瑞葉は起きてしまったし自分もハクハクハクと一緒に見張りをしようかと思ったがすぐに思い直す。それはこの寒さで寝袋から出たくないという理由もあったが、それ以上に一人で考えたいことがあったからだ。
町長殺しの犯人は誰なのか、その真実を突き止める方法を。
日が昇る頃、瑞葉とハクハクハクは朝食の調達へ向かう。
「雪、少し積もったね」
「そ、そうだ、ね」
既に雪は降ってきていないがうっすらと積もったそれは地面を白く覆っている。踏むと鳴るしゃくしゃくという音が二人の耳に心地よく響いていた。
「積もってるのは久しぶりに見たかも」
「前は、さ、三年前、ぐらい、だったかも」
「あー、そうかもね」
都ではあまり雪が降ることも無く、建物や地面が白い雪に覆われる姿は彼女らには稀少な体験でもある。
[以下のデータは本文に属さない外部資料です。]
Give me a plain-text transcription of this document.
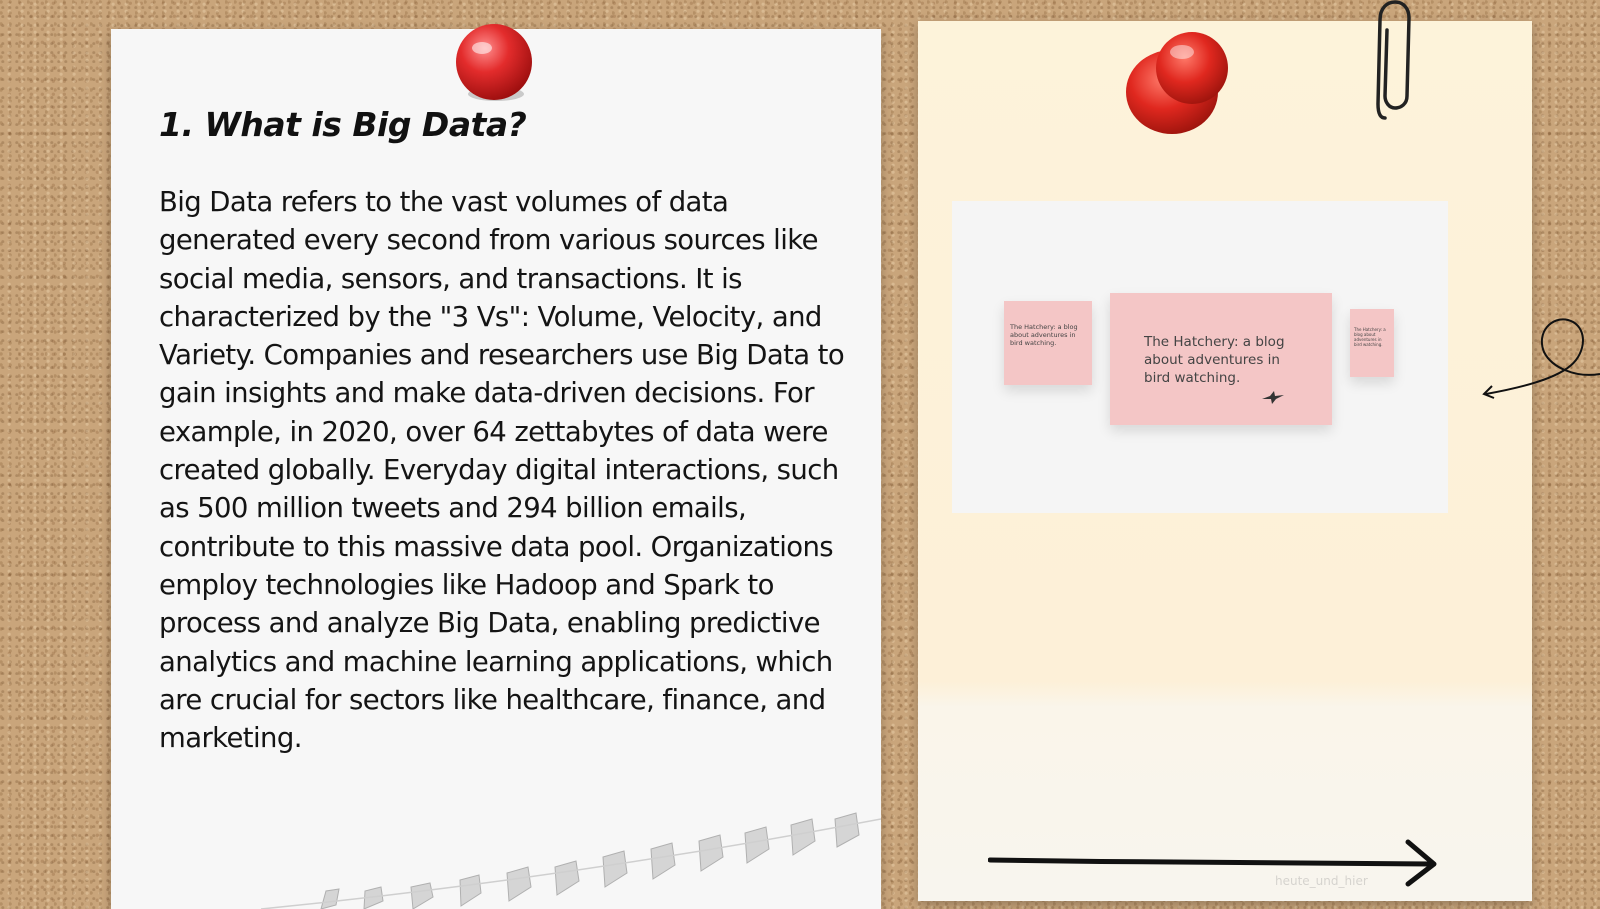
1. What is Big Data?

Big Data refers to the vast volumes of data generated every second from various sources like social media, sensors, and transactions. It is characterized by the "3 Vs": Volume, Velocity, and Variety. Companies and researchers use Big Data to gain insights and make data-driven decisions. For example, in 2020, over 64 zettabytes of data were created globally. Everyday digital interactions, such as 500 million tweets and 294 billion emails, contribute to this massive data pool. Organizations employ technologies like Hadoop and Spark to process and analyze Big Data, enabling predictive analytics and machine learning applications, which are crucial for sectors like healthcare, finance, and marketing.

The Hatchery: a blog about adventures in bird watching.	The Hatchery: a blog about adventures in bird watching.

The Hatchery: a blog about adventures in bird watching.

heute_und_hier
「子供の時はロロと一緒に雪の中をはしゃいでたよ。今は寒くてちょっと嫌かも」
「私は、その、ちょっと楽しい、かも」
「ふうん」
瑞葉が相槌がてら横を見るとハクハクハクの足取りがいつもより軽く見えた。それは彼女が感じている楽しさ、滅多に無い雪の降る町を歩くと言う体験への高揚を感じさせる。
「ハクがそう言うならこの雪も悪くないね」
掌を広げると舞っていた雪の一粒がそこに落ちて行く。それは体温で溶けると水になり手を濡らした。
「……ん」
瑞葉は何気なく掌に魔力を集中させ冷気を作り出した。彼女は自身がどれ程の冷気を作り出せるのか試したことは無かったが、それは掌に付いていた水分を凍り付かせる。
「……? 瑞葉ちゃん、どうかした?」
「ん、ああ。雪は溶けたら水になるのに水って冷やしても氷にしかならないよなあって思ってね」
「……ほんとだ、不思議」
ハクハクハクは純粋に疑問に思ったのだろう、地面の雪を少し手に取って見たりしばらく考え込んでいたが、やがて答えを出すのを諦めて歩き出す。瑞葉は氷を払うと冷たさに赤くなった手を見て馬鹿なことをしたなあ、と心の中で呟いた。
魔物討伐組が町の外へ向かった頃、瑞葉はようやく時が来たとばかりにいそいそと行動を始める。まず彼女が向かったのは町長の家だ。そこにはゴウゴウが監禁されており食事を届ける必要がある、というのが一つの理由。
監禁部屋は昨日と変わった様子は無い。一日縛られ続けているはずのゴウゴウもあまり疲弊したようには見えなかった。
「元気そうですね」
ゴウゴウは背筋を伸ばし瞑目している。その堂々たる姿は手足を縛られていなければ監禁されていると思う者はいないだろう。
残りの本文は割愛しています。